Des scientifiques du VIB et de la KU Leuven ouvrent la voie à un traitement innovant contre les infarctus cérébraux.

Des chercheurs du VIB et de la KU Leuven ont identifié la protéine PHD1, une cible prometteuse pour un nouveau traitement des infarctus cérébraux.
Le blocage du capteur d'oxygène PHD1 protège contre les lésions cérébrales irréversibles lorsque les vaisseaux sanguins ne parviennent plus à acheminer oxygène et nutriments essentiels vers les cellules cérébrales. Le cerveau, plus que tout autre organe, dépend massivement d'oxygène et de glucose pour son fonctionnement et sa survie, ces deux éléments constituant sa source exclusive d'énergie.
L'infarctus cérébral, ou accident vasculaire cérébral (AVC) ischémique, résulte d'un blocage des artères cérébrales. Cette interruption de l'apport sanguin déséquilibre le métabolisme énergétique, entraînant la mort cellulaire. En Belgique, il touche 25 000 personnes par an, occupant la quatrième place parmi les causes de mortalité et la première pour les handicaps graves. Cette nouvelle approche offre un espoir majeur.

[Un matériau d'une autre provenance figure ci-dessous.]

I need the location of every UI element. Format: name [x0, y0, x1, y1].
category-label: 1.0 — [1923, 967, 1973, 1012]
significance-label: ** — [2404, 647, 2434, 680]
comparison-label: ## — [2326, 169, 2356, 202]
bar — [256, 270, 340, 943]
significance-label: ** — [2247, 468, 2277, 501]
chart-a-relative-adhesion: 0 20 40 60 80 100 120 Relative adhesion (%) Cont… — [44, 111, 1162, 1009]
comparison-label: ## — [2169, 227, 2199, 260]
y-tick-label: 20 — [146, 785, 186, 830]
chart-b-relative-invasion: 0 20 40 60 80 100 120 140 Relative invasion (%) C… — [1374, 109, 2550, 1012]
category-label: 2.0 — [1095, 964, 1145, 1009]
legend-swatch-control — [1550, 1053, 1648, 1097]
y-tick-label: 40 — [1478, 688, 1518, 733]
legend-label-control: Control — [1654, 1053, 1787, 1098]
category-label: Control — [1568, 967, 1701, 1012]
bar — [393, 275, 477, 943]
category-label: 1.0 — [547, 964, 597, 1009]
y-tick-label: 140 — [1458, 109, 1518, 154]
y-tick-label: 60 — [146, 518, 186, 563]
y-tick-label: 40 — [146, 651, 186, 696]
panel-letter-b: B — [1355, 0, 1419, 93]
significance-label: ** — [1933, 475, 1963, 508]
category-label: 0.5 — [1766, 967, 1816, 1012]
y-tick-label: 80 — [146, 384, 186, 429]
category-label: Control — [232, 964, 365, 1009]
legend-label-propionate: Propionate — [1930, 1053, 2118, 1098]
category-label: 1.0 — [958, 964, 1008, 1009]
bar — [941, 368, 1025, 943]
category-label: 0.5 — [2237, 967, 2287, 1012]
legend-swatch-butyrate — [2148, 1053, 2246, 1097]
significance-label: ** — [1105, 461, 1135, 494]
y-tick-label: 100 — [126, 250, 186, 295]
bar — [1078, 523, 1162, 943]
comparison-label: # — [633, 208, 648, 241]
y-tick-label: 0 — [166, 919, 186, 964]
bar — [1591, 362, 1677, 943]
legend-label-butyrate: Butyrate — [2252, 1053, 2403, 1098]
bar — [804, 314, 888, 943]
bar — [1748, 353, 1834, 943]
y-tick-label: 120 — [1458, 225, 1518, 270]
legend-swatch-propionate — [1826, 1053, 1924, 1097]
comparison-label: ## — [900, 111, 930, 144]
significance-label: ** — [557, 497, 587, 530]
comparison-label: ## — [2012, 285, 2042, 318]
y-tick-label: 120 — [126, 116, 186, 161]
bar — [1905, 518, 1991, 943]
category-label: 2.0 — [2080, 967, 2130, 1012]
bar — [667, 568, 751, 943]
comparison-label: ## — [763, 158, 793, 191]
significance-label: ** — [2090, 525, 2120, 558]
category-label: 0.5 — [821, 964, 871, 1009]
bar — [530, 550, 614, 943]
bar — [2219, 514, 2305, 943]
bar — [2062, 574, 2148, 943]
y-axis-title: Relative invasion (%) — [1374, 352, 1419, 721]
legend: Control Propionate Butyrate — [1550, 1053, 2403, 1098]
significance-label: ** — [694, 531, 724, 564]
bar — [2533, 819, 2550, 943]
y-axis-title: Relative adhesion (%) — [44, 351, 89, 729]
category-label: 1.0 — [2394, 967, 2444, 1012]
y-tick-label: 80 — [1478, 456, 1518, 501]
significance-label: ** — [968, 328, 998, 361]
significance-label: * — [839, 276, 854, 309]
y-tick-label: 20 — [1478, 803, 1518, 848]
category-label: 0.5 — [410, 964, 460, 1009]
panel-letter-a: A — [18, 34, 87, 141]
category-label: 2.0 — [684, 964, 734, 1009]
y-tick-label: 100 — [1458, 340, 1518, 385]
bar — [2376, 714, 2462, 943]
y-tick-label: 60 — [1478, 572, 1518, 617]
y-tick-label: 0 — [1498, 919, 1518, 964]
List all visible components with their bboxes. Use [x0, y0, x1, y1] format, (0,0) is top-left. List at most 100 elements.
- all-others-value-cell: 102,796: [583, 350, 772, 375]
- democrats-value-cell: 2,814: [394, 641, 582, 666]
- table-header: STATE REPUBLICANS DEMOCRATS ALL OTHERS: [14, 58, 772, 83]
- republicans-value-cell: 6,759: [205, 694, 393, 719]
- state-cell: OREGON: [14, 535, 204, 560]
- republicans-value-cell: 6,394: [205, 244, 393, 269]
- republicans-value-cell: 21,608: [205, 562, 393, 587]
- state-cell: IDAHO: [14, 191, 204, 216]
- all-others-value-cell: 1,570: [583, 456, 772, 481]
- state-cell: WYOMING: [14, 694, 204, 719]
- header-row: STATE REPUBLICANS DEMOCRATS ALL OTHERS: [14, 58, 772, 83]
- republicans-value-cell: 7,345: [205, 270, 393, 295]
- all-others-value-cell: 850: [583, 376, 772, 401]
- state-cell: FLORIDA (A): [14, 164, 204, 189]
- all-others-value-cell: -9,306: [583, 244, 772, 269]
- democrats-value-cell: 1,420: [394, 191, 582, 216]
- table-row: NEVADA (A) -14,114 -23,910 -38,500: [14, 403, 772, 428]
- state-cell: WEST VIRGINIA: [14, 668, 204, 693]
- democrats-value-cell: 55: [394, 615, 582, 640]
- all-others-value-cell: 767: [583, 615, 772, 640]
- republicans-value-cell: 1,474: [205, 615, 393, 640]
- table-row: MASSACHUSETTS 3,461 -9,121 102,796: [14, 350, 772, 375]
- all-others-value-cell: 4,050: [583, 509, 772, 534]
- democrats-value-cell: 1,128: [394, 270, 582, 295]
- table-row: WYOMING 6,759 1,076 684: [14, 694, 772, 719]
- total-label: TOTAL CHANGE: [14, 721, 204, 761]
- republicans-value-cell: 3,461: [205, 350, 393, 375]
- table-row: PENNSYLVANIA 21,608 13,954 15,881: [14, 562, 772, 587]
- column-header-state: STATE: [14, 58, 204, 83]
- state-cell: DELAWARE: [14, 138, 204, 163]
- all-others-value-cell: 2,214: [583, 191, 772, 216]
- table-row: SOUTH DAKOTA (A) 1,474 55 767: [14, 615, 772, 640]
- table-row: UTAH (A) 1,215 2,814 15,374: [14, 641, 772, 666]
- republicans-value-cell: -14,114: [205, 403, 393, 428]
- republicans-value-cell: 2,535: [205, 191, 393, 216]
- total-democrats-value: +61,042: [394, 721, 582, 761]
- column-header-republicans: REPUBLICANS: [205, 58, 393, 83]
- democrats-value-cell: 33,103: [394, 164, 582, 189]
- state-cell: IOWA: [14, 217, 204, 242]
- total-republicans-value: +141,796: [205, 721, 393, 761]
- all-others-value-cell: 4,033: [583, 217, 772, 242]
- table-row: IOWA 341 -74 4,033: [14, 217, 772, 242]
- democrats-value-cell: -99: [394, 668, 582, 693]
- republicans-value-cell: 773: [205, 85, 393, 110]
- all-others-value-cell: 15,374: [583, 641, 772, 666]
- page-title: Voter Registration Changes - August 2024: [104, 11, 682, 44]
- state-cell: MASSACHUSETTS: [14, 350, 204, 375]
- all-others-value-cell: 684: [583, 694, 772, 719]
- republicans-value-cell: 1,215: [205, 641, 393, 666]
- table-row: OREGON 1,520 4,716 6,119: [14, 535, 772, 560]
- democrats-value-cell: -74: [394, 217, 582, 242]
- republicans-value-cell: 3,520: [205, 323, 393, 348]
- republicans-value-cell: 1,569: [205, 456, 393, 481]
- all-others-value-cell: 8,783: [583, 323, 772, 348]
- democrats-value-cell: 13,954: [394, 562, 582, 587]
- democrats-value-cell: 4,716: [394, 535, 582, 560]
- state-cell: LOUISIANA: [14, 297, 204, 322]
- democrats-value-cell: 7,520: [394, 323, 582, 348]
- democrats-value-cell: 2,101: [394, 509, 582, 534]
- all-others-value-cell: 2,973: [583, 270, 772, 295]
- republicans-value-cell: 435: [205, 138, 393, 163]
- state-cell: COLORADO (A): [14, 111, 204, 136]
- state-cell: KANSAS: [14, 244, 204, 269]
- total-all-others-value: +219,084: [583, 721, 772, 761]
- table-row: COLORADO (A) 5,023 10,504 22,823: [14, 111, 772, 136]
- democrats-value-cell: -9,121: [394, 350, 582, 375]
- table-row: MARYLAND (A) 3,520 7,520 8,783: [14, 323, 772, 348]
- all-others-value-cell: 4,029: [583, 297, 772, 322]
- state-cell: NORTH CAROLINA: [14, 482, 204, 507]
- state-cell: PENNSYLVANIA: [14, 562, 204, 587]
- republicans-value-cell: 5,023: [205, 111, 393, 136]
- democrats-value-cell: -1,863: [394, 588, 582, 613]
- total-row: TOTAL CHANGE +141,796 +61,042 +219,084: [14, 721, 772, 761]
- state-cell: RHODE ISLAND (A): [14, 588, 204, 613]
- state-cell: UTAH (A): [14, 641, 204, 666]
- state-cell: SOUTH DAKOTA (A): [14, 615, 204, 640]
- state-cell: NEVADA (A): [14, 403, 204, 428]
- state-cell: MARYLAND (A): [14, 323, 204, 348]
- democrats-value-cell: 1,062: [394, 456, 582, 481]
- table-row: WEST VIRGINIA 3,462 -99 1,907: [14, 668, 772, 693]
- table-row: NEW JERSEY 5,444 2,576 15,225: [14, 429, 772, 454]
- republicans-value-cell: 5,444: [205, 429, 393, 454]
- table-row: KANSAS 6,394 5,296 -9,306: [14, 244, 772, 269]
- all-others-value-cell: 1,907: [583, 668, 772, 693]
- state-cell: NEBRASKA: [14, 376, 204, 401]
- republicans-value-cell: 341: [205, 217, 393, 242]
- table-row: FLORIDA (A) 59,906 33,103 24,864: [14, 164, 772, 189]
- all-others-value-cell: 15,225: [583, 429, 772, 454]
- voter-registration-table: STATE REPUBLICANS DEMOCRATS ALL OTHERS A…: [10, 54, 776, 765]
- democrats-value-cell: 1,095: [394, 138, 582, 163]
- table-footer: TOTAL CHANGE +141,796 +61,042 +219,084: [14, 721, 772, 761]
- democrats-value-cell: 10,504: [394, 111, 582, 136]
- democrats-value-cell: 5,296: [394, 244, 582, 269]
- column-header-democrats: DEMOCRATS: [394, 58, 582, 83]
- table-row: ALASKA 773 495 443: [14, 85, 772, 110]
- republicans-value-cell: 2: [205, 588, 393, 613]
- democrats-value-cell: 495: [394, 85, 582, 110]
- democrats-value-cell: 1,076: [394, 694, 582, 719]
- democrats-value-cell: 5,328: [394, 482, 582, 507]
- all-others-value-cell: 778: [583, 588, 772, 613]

Sous la direction du professeur Peter Carmeliet et du Dr Annelies Quaegebeur, les chercheurs ont démontré que les cellules cérébrales détectent et s'adaptent à la pénurie d'oxygène et de nutriments grâce à PHD1.
Taille de l'infarctus réduite de 70 %
Dans des expériences en laboratoire, les souris dépourvues de PHD1 se sont révélées protégées contre l'infarctus cérébral induit par un blocage de l'artère principale alimentant le cerveau. La taille des lésions était réduite jusqu'à 70 %, un effet protecteur exceptionnel. De surcroît, ces animaux présentaient de bien meilleurs résultats aux tests fonctionnels post-AVC.
"Cette méthode représente un véritable changement de paradigme dans le traitement des AVC."
"Ces résultats confirment pour la première fois que l'inhibition de PHD1 offre une protection significative contre les lésions cérébrales irréversibles en cas d'ischémie", souligne le professeur Carmeliet.
Traiter la cause plutôt que les symptômes
En cas d'hypoxie, les cellules cérébrales produisent des radicaux d'oxygène toxiques qui provoquent leur destruction. Les traitements actuels ciblent principalement ces effets secondaires, négligeant souvent la cause profonde.
Le laboratoire de Peter Carmeliet et Annelies Quaegebeur adopte une stratégie novatrice : exploiter les capacités intrinsèques des cellules cérébrales pour neutraliser ces radicaux. L'inhibition de PHD1 reprogramme le métabolisme glucidique en hypoxie, protégeant ainsi les cellules des dommages oxydatifs.
"Grâce à cette reprogrammation, les cellules sans PHD1 neutralisent mieux les radicaux libres, prévenant les AVC. C'est un paradigme inédit", explique Annelies Quaegebeur. Les résultats chez la souris suggèrent un potentiel clinique, mais des études supplémentaires sont nécessaires pour en préciser l'application thérapeutique.